La société Schenker demande de son côté à la Cour de :

- vu les dispositions de la convention de Bruxelles en date du 25 août 1924 telle qu'amendée,

- vu les articles 1134 et suivants du code civil applicables au moment des faits litigieux (article 1103 et suivants du code civil) ;

- vu les articles L.132-4, L.132-5 et L.132-6 du code de commerce relatifs à la responsabilité du commissionnaire de transport,

- vu l'article 700 du CPC [code de procédure civile],

- vu les clauses des conditions générales de vente de Schenker S.A., devenue Schenker France,

- vu la jurisprudence précitée,

- vu les pièces,

Il est demandé à la cour d'appel de Versailles, statuant sur le renvoi après cassation, d'infirmer en toutes ces dispositions le jugement du Tribunal de commerce de Nanterre en date du 26 janvier 2012, - sauf en ce que ce Tribunal a rejeté l'exception d'incompétence soulevée par la société CMA CGM et s'est déclaré compétent, et statuant à nouveau :

- A titre principal,

- déclarer la société Laser seule responsable des manquants à la marchandise à raison d'un « short shipment » (manquants préexistant au chargement) et exonérer, en conséquence, la société Schenker France de toute responsabilité ;

- débouter, en conséquence, la société Laser de toutes ses demandes, fins et conclusions dirigées à l'encontre de la société Schenker France ;

- A titre subsidiaire,

- rejeter la responsabilité de la société Schenker France, cette dernière n'ayant commis aucune faute personnelle, ni aucune faute lourde, à l'égard de la société Laser et, en conséquence,

- déclarer mal fondées l'ensemble des demandes formées par la société Laser à l'encontre de la société Schenker SA et l'en débouter ;

- A titre plus subsidiaire,

- déclarer qu'en l'absence de faute lourde de la société Schenker France, ses conditions générales de vente sont opposables à la société Laser et, en conséquence,

- retenir, - dans l'hypothèse où la Cour devrait juger que la responsabilité de la société Schenker France à l'égard de la société Laser serait engagée pour faute personnelle prouvée et en lien de causalité directe et immédiate avec les manquants allégués, - le montant maximum de la réparation, auquel la société Schenker France pourrait être condamnée au profit de la société Laser, sera strictement limité à la somme de 32 910,80€ en application de ses conditions générales ;

- En tout état de cause,

- déclarer responsables la société CMA-CGM et la société Générale de Manutention Portuaire SA, - dans l'hypothèse où, par l'impossible, la Cour écarterait le cas excepté « faute du chargeur » (short shipment), rendant Laser seule responsable des manquements qu'elle allègue, que ces manquants sont nécessairement survenus pendant que le conteneur litigieux se trouvait sous la garde/responsabilité de la société CMA CGM, en sa qualité de transporteur maritime présumé responsable depuis la prise en charge du conteneur et jusqu'à sa livraison, et de son mandataire, la société Générale de Manutention Portuaire S.A. ;

- retenir que la société CMA CGM n'a pas renversé la présomption de responsabilité pesant sur elle en sa qualité de transporteur maritime ;

- en conséquence :

- condamner solidairement, in solidum ou l'une à défaut de l'autre, la société CMA CGM et la société Générale de Manutention Portuaire SA., qui avaient les marchandises sous leur garde et responsabilité, à garantir la société Schenker France de toutes condamnations qui pourraient, le cas échéant, être prononcées contre elle au profit de la société Laser en principal, intérêts, frais, dommages et intérêts, dépens, sommes au titre de l'article 700 du code de procédure civile ;

- débouter les sociétés CMA CGM et Générale de Manutention Portuaire de l'ensemble de leurs demandes, fins et conclusions.

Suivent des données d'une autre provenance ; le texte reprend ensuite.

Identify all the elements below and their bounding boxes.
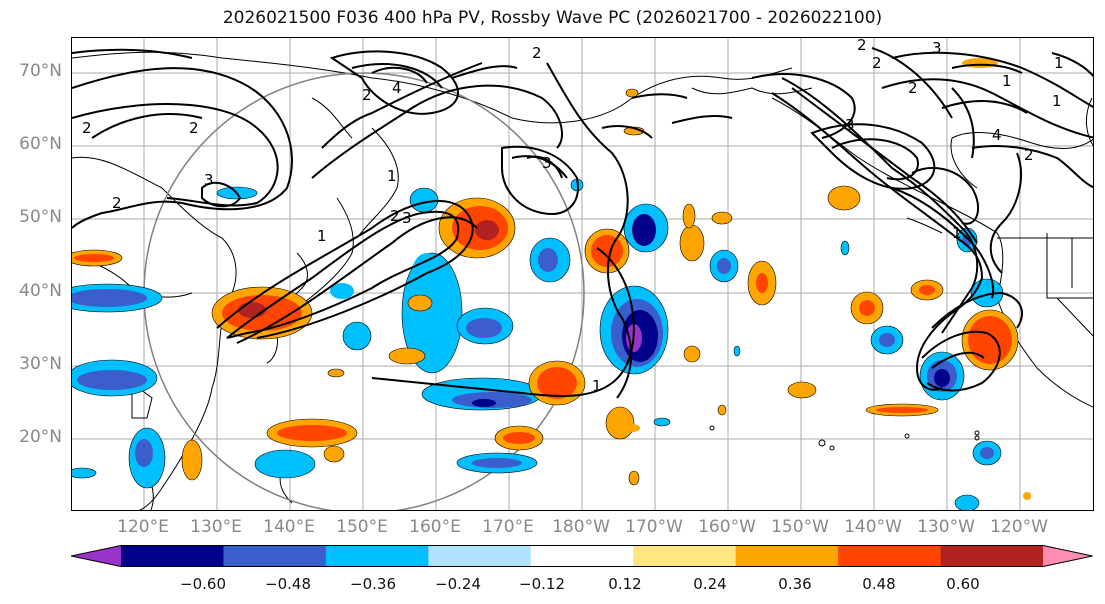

- condamner tout succombant in solidum au paiement à la société Schenker France de la somme de 15 000€ au titre de l'article 700 du code de procédure civile ainsi qu'aux entiers dépens de l'instance qui seront directement recouvrés par Maître Christophe Debray conformément aux dispositions de l'article 699 du code de procédure civile.

La société CMA CGM prie la Cour de :

- vu la convention de Bruxelles du 25 août 1924 amendée par le protocole de 1968,

- vu l'article L.132-4 du code de commerce,

- vu les articles 1134 et 1315 du code civil,

- vu la loi du 18 juin 1966 et son décret d'application,

- donner acte à la concluante de ce qu'elle abandonne son moyen tiré de l'incompétence territoriale et confirmer en ce sens le jugement entrepris,

- infirmer le jugement entrepris en ce qu'il a exclu le « short shipment » comme origine du sinistre,

- statuant à nouveau,

- dire et juger mal fondées l'intégralité des demandes formulées par la société Laser,

- débouter la société Laser de son action principale et constater que l'appel en garantie régularisé par la société Schenker à l'encontre notamment de la société CMA CGM, ainsi que les appels en garantie subséquents, s'avèrent ipso facto sans objet;

- A titre subsidiaire,

- confirmer le jugement entrepris en ce qu'il a déclaré mal fondée l'action en garantie régularisée par la société Schenker à l'encontre de la société CMA-CGM et a débouté ipso facto la société Schenker de sa demande de garantie régularisée à l'encontre de la société CMA CGM ;

- A titre encore plus subsidiaire,

- dire et juger que le montant en principal de la réclamation ne saurait dépasser 30 155€

- condamner la société GMP à relever et garantir la société CMA-CGM de toute condamnation qui interviendrait à son encontre,

- condamner tout succombant au paiement d'une indemnité de 6 000€ au titre de l'article 700 du code de procédure civile ainsi qu'aux entiers dépens, dont distraction au profit de la Selarl Patricia Minault agissant par Maître Patricia Minault avocat et ce, conformément aux dispositions prescrites par l'article 696 du dit code.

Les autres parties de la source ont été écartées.